La circulaire du 19 janvier 1976 prévoit que la cessation des fonctions pourra résulter soit de la résiliation du contrat, à l'initiative de l'une ou l'autre des parties contractantes, soit du licenciement pour faute grave suivant les modalités précisées aux articles 9 et 10 du modèle type de contrat.

L'article 9 du contrat type donne la possibilité à l'intéressé de résilier le contrat le liant à l'AP-HP, sous réserve d'en aviser son directeur au moins un mois à l'avance par lettre recommandée avec avis de réception et d'une approbation écrite de l'autorité compétente dont relève l'aumônier. Le directeur général s'engage à observer la même procédure, pour le cas où il déciderait de se priver des services de l'aumônier en cause.

L'article 10 précise la notion de faute grave dans l'exercice des fonctions, justifiant la procédure du licenciement : un manquement aux obligations professionnelles ou une infraction de droit commun entachant la moralité de l'intéressé. Notification du licenciement doit être donnée immédiatement à l'autorité cultuelle dont relève l'aumônier.

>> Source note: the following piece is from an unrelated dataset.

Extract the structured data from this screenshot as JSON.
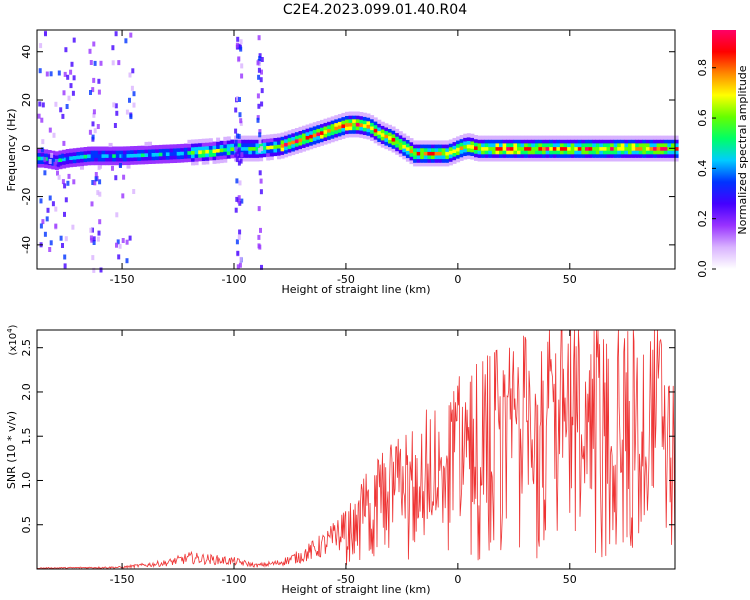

En jurisprudence, nous pouvons citer un arrêt intéressant, dans une espèce où l'intéressé (pasteur protestant) ne relevait pas du régime organisé par la circulaire du 19 janvier 1976, mais d'une pratique ne résultant d'aucun texte : lorsqu'il avait été recruté, les aumôniers étaient en pratique assimilés aux agents hospitaliers régis par le livre IX du code de la santé publique, nommés unilatéralement sur proposition des églises et éventuellement titularisés.

Dans cette espèce, a été rejetée la requête en annulation de la décision de radiation d'un aumônier d'un centre hospitalier qui, bien que titularisé par l'administration, a été "rayé des contrôles du personnel" au motif que les autorités religieuses dont il dépend lui ont retiré leur agrément et ont mis fin à son ministère. Il importe peu que l'autorité religieuse qui a retiré l'agrément à l'aumonier ne soit pas, au regard des règles du culte, l'autorité qualifiée pour le faire : il suffit de constater que la décision émane d'une autorité représentative de ladite religion et que cette décision a pour conséquence nécessaire la rupture des liens de l'aumônier avec le service hospitalier ; dès lors, le directeur de l'hôpital est même en situation de compétence liée, en ce qu'il est tenu de mettre fin aux fonctions de l'intéressé (Conseil d'Etat 17 octobre 1980, Pont).